The methodology came into being to help people to pronounce and remember hexadecimal codes in a more natural way. It is sometimes necessary to verbally validate a key over the phone or through some other system. These public keys and the hash values of important certificates are called thumbprints or fingerprints. These types of prints are vital in verifying sensitive data for security reasons. They are typically represented as long strings of hexadecimal digits.
It's difficult for people to pronounce, remember, and repeat long strings of numbers reliably over the phone, for instance. Huma created the code to address this problem in order to easily represent forgettable binary data into more memorable pseudo-words. The term itself is a pun on the classic video game Bubble Bobble. When hexadecimal digits are encoded using the bubble babble encoding method, the generated words resemble babbling or gibberish.
This also comes in handy in situations where the valid encryption keys have been lost or are otherwise unavailable. In this case, the key fingerprint needs to be verified by the user's recollection of the original key. Fingerprints encoded using bubble babble encoding are often easier to recall than their hexadecimal versions. This makes a difference in critical situations instead of having to accept a fingerprint without authenticating it in any way.
To detect transmission errors or invalid encoding, the bubble babble encoding method contains a check summing feature. Markers that represent the start and end of a particular string of numbers are also incorporated into the encoding. For every two bytes in the input sequence, the output comes out as a dash and five characters. One of the advantages of this method is that it doesn't increase the length of the encoded information.

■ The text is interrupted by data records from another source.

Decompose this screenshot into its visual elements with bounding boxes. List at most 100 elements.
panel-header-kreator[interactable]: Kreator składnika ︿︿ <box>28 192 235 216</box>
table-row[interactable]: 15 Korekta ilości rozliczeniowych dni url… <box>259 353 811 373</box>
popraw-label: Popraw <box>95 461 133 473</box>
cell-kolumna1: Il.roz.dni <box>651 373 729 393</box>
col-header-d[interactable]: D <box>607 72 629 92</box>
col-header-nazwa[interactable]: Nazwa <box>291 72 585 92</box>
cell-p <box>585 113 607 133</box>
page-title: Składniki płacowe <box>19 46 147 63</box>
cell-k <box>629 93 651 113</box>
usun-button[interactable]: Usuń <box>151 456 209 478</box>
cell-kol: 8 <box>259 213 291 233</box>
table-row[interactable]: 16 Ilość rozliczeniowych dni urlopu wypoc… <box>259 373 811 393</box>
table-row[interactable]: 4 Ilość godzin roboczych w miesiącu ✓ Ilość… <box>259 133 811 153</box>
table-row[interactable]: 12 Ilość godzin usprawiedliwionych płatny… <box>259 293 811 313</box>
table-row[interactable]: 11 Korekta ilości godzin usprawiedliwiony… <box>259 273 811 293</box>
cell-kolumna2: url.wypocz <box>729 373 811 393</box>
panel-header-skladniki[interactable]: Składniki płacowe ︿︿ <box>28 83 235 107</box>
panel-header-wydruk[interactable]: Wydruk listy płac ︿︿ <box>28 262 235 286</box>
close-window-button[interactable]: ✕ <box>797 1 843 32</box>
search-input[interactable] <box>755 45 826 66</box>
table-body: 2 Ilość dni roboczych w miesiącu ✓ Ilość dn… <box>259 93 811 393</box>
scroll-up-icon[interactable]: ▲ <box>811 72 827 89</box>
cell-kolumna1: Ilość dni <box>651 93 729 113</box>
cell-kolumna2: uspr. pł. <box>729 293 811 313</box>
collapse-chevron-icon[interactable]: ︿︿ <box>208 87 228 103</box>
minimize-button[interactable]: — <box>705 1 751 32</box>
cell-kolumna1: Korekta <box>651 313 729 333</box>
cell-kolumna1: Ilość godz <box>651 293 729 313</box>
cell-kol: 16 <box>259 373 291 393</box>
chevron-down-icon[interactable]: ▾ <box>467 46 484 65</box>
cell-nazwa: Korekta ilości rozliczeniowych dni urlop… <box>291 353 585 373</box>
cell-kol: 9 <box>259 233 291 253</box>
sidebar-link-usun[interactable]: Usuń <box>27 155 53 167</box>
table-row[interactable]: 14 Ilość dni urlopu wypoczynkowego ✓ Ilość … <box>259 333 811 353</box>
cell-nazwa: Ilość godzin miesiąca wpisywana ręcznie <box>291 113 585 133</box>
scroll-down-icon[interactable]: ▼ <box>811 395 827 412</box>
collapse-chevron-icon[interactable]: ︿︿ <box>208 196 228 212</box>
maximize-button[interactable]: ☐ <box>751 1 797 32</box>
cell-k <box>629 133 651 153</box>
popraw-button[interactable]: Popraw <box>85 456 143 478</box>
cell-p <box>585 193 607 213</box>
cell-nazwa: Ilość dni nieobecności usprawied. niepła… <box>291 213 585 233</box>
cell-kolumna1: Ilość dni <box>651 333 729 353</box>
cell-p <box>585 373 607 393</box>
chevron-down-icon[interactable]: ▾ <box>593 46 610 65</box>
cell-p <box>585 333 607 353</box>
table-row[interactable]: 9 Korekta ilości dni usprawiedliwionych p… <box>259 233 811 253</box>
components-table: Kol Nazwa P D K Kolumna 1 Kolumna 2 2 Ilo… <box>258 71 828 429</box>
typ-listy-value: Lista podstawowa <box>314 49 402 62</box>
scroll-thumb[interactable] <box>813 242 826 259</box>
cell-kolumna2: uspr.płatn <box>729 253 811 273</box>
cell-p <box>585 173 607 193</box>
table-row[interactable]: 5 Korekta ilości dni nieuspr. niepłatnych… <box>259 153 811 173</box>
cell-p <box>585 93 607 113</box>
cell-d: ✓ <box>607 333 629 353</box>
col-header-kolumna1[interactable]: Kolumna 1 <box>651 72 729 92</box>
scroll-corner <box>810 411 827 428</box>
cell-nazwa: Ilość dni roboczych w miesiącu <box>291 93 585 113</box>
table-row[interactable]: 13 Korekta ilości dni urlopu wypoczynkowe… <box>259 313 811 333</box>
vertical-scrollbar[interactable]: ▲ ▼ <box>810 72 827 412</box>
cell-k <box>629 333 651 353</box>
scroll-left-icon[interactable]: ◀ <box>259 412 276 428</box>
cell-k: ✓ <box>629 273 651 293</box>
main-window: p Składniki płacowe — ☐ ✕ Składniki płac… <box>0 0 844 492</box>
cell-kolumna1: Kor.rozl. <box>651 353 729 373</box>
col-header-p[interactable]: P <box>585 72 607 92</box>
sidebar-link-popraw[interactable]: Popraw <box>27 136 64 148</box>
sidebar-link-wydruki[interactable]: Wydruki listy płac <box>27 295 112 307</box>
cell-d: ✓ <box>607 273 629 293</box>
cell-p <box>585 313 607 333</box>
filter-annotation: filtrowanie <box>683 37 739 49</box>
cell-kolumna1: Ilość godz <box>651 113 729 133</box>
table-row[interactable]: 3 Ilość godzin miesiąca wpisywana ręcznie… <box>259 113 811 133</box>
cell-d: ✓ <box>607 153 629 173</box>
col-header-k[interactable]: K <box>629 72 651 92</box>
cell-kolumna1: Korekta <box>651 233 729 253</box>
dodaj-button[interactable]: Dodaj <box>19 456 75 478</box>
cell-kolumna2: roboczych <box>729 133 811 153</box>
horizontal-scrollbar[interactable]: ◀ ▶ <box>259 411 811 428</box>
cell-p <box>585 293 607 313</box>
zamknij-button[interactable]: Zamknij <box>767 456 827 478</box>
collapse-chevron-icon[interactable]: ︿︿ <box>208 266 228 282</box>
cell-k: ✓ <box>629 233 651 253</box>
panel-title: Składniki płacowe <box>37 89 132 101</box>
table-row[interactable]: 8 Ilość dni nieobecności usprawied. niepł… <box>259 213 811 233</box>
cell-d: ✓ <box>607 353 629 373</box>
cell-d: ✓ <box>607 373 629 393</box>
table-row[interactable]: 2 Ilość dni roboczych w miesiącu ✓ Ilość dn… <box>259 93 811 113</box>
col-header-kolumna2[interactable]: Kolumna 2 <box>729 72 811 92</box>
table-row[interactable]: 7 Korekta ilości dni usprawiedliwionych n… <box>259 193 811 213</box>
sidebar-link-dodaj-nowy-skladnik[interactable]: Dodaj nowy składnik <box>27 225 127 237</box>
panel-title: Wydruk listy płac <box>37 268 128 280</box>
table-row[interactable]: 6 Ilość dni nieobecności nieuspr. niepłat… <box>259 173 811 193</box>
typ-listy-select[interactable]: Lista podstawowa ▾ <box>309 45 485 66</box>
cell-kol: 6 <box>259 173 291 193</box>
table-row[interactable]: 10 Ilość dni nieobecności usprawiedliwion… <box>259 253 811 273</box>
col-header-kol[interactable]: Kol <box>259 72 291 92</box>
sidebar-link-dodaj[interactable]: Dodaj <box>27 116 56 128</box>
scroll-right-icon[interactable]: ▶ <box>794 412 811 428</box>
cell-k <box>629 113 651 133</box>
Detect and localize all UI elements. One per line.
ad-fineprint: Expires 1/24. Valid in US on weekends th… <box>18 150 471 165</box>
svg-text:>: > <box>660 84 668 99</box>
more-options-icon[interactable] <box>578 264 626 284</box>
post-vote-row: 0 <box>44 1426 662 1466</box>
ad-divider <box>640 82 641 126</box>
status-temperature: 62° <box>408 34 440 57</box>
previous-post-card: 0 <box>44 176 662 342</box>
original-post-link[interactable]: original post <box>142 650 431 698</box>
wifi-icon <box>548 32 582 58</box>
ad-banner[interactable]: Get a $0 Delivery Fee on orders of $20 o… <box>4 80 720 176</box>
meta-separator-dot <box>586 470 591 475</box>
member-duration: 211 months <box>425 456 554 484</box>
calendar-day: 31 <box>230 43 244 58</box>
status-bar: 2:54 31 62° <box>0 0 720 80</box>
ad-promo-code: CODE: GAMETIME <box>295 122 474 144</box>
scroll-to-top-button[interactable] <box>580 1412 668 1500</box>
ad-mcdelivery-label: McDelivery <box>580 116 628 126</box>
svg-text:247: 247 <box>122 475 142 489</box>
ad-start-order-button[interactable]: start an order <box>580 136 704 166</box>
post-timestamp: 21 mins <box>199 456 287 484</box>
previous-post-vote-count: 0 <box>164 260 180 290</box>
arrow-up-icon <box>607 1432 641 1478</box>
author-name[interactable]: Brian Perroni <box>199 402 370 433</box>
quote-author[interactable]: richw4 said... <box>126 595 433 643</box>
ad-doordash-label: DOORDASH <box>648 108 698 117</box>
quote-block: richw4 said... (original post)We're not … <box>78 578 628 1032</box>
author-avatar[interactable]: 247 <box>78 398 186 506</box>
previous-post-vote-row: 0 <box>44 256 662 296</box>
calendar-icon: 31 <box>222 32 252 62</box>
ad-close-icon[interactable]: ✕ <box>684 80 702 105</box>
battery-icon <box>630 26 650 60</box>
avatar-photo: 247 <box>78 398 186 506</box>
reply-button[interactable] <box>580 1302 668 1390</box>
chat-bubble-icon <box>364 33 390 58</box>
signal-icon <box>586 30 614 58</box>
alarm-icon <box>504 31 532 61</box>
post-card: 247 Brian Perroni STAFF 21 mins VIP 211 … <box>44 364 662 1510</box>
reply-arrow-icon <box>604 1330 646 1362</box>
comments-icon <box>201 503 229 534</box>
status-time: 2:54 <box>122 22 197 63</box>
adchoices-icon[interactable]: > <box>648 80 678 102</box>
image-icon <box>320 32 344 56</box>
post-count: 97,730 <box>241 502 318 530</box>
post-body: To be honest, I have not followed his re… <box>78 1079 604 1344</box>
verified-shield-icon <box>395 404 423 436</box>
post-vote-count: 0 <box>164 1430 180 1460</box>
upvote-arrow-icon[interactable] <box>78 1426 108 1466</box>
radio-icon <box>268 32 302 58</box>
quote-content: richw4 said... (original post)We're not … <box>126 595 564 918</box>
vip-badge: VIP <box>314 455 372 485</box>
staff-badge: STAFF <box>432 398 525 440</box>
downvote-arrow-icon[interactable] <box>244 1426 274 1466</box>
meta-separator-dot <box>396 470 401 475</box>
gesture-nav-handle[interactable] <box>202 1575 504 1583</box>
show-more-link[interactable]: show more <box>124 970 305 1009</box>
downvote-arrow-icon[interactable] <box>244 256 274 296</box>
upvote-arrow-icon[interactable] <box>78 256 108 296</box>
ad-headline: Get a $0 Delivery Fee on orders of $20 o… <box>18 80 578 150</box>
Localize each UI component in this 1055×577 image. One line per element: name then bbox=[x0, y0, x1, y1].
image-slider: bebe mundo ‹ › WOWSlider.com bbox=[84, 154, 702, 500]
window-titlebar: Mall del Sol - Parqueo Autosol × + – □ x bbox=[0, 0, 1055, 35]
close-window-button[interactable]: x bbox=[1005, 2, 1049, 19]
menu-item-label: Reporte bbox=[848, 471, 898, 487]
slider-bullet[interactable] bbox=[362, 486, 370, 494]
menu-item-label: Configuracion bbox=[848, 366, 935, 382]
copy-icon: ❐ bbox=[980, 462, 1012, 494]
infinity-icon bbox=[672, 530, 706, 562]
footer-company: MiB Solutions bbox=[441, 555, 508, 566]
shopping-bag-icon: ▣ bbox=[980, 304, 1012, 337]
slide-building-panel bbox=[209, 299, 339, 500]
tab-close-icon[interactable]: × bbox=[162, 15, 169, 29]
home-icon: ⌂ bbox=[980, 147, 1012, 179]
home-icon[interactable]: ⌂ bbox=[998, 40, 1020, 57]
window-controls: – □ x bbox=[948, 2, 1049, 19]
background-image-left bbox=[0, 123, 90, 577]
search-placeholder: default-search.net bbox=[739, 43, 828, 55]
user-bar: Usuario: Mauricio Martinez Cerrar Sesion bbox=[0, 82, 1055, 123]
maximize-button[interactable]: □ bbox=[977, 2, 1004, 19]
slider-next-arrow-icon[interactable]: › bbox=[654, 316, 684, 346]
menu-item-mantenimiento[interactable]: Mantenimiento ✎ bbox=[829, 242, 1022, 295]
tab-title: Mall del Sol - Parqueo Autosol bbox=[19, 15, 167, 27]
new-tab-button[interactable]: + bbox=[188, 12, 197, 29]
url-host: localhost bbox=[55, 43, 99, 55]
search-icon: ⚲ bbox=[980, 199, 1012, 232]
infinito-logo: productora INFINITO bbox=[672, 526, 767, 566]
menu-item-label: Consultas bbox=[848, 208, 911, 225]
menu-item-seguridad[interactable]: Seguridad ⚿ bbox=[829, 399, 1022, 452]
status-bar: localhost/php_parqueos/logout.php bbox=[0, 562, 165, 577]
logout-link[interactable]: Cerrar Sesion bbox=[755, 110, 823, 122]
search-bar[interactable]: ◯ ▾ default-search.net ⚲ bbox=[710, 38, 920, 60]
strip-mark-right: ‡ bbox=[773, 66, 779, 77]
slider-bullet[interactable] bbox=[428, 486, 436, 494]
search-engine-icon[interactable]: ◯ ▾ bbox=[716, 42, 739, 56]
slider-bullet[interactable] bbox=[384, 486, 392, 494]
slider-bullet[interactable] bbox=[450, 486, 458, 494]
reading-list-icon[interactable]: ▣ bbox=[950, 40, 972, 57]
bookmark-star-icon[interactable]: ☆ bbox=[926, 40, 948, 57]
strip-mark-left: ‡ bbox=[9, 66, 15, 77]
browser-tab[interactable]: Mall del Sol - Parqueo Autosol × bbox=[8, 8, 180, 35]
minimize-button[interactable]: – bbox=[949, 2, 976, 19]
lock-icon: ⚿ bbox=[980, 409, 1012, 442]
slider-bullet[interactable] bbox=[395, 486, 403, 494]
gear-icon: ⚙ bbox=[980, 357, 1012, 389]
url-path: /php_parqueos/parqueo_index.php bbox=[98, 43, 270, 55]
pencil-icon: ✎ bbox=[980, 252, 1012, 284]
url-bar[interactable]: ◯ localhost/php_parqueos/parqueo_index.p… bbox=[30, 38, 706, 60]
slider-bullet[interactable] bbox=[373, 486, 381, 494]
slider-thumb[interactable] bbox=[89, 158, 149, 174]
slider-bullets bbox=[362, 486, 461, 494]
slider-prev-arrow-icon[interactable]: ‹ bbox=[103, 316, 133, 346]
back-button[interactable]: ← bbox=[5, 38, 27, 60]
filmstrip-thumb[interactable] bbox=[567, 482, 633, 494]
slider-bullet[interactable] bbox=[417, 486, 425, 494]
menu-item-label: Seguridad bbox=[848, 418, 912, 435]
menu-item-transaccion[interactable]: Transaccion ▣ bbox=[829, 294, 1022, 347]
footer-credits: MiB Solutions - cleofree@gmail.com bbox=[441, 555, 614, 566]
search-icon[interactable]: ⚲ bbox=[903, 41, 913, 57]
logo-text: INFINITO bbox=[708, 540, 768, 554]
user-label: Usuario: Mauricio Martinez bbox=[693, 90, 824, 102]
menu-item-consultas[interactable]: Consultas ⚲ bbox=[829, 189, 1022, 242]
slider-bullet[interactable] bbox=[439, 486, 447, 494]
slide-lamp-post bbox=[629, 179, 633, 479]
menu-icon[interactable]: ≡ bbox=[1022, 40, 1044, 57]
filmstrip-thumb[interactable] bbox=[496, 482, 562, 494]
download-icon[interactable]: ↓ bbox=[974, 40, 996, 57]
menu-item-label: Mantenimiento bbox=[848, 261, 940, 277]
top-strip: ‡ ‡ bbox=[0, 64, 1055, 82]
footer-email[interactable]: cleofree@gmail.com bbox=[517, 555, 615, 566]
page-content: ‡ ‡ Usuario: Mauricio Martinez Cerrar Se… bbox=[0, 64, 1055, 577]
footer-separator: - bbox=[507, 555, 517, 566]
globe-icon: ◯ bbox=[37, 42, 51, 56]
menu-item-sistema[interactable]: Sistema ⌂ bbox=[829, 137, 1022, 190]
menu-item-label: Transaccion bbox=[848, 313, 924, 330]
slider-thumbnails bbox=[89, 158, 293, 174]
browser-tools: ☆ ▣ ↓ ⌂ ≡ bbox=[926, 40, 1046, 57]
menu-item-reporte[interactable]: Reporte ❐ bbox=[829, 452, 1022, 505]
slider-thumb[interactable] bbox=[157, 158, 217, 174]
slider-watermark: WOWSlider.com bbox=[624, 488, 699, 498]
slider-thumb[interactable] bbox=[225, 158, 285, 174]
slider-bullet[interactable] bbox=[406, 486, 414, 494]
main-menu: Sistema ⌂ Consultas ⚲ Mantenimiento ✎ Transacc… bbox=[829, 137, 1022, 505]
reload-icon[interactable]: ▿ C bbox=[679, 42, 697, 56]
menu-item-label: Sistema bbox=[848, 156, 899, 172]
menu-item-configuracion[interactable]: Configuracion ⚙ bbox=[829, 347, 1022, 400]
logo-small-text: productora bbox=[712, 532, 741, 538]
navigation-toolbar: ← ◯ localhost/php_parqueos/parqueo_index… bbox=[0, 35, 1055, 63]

The pseudo-words are made using vowels and consonants in a certain way — numbers between zero and five are mapped with vowels as 0-a, 1-e, 2-i and so on in the vowel table. Integers between zero and 16 are mapped as 0-b, 1-c, 2-d and so on in the consonant table. Every vowel in the resulting pseudo-word carries 0.58 bits of redundancy. The checksum information would be around 4,640 bits for a 1,000-word string, which is helpful to detect errors like flipped bits.